Before leaving home for any extended period, I ease the stress by ironing the shirts I washed after my last trip. And today I listened to the beautiful music of Nava Tehila as I ironed, remembering the time Hanna and I spent with them now two full years ago. Given the combination of age and carbon footprint, I suspect that this was my last visit to Israel.

I think I’ve entered what Reb Zalman called the winter of life. While I don’t think I’ve quite reached December, life in the aftermath of a serious heart attack, even if more than 12 years ago, holds the awareness that my own could end suddenly. And so the talmudic teaching, “Return/repent one day before you die,” meaning treat each day as though it could be your last, tying loose ends together every day as best you can, is a constant presence and reminder.

These days we seem to have developed the practice of sending out emails to large distribution lists which say something like, “If I’ve done anything to hurt any of you over the course of this past year, please forgive me.” My sense is that this does not fulfill the mitzvah of seeking forgiveness from others and places responsibility on others to let you know if you have indeed hurt them and what might help them to forgive you.

I would like to suggest a question for each of us to ask ourselves: “How many Y’mai Kippur have gone by and I still haven’t let go of a grudge or forgiven someone who hurt me or acknowledged pain I think I may have caused a particular person?”

In the case of a grudge which I have held for more than one year, I suggest going to the person directly, admit that I have been holding something, and ask to clear. This is something I really did this year, not wanting Yom Kippur to pass while still holding on to a bit of hurt from last. And even more impressively, I listened as the rabbi at the shul where we were for Rosh HaShana apologized to the congregation for an indiscretion he committed in public and asked the community for its forgiveness.

In the case of a forgiveness long delayed, I again want to go to the person directly and admit that I have not truly forgiven him/her and then do so. In the booklet on beginning your new incarnation each year, Reb Zalman talked of three levels of forgiveness and I recommend reviewing that section and applying it to ourselves.

Finally, if I suspect that I might have hurt another, again I suggest contacting that person directly, explain what it is you think you might have done, and see if the other experienced the hurt or not.

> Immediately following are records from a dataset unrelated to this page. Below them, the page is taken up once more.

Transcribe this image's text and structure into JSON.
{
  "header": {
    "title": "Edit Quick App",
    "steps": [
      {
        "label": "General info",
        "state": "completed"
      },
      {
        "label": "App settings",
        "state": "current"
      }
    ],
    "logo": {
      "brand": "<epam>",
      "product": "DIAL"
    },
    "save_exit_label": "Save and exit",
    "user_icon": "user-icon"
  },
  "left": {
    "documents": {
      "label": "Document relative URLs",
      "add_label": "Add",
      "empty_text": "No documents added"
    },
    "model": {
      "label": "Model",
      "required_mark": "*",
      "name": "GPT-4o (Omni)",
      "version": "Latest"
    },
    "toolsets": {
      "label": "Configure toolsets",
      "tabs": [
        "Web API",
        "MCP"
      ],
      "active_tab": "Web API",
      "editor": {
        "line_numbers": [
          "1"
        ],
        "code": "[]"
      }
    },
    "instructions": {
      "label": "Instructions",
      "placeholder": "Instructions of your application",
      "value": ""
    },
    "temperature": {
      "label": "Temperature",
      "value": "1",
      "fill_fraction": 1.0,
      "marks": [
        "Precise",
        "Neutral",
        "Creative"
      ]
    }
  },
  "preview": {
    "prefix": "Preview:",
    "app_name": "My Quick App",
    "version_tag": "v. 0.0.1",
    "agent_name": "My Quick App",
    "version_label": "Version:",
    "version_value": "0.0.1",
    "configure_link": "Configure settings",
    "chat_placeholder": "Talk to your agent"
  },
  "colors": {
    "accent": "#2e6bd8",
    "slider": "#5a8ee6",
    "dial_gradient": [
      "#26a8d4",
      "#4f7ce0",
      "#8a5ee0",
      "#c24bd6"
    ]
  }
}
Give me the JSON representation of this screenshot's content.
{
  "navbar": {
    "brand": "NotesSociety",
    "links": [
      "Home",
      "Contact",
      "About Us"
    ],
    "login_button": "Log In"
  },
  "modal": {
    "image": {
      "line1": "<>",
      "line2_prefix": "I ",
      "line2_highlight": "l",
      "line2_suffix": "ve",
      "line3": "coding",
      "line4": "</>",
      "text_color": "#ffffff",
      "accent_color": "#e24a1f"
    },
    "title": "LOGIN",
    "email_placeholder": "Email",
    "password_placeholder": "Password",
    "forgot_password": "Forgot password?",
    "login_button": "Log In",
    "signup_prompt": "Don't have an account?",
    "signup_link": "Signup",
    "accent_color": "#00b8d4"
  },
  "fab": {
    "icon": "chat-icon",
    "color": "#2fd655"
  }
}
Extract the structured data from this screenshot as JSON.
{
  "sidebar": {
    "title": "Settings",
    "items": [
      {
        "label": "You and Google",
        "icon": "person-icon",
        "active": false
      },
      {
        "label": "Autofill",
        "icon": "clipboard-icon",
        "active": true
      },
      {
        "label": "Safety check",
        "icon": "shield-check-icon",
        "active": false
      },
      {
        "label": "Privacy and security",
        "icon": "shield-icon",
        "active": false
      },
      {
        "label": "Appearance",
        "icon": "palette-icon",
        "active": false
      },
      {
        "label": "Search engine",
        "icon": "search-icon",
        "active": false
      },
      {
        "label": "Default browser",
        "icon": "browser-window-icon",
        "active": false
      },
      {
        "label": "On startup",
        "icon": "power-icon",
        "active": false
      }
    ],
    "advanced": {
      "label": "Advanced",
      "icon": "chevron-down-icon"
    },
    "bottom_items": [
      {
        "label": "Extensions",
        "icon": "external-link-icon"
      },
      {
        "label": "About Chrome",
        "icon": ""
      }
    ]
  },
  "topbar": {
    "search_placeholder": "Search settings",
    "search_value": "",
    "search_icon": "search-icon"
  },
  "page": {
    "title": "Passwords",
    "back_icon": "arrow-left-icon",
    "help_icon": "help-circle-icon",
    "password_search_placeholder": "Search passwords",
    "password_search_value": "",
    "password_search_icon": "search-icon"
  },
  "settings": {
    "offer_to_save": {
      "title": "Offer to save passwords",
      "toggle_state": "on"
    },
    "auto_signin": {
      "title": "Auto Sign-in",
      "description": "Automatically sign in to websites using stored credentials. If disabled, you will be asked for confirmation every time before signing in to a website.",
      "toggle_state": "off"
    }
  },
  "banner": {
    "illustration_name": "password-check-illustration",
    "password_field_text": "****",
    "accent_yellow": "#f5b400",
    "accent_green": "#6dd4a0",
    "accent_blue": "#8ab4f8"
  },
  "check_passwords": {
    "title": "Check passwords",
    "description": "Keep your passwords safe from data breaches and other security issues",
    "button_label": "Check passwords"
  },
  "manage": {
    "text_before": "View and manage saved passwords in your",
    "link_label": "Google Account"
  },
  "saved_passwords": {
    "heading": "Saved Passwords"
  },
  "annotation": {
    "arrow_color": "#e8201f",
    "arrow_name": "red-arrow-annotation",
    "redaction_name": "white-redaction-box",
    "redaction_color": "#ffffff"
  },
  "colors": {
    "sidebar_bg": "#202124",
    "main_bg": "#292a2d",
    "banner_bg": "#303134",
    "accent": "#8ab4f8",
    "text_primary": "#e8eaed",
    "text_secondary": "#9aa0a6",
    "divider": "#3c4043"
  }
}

Yet, there are people whom you cannot approach directly and forgiving them, letting go of the hurt they may have caused you, within yourself, might be the best approach. Or convene a little beit chesed and tell them of the hurt, of your inability to approach the other directly, and ask that this confession in public satisfy the requirement of t’shuvah.


Above all else, let these things go in whatever way is most appropriate and do so now, for one never knows from year to year “who shall live and who shall die, who in fullness of days and who prematurely.”

With my prayers and hope that we all live to the fullness of our days, that we tie our loose ends up as though we might not, and that our individual and collective releases help all humanity to release the grip of suspicion so that we can work together to save our species.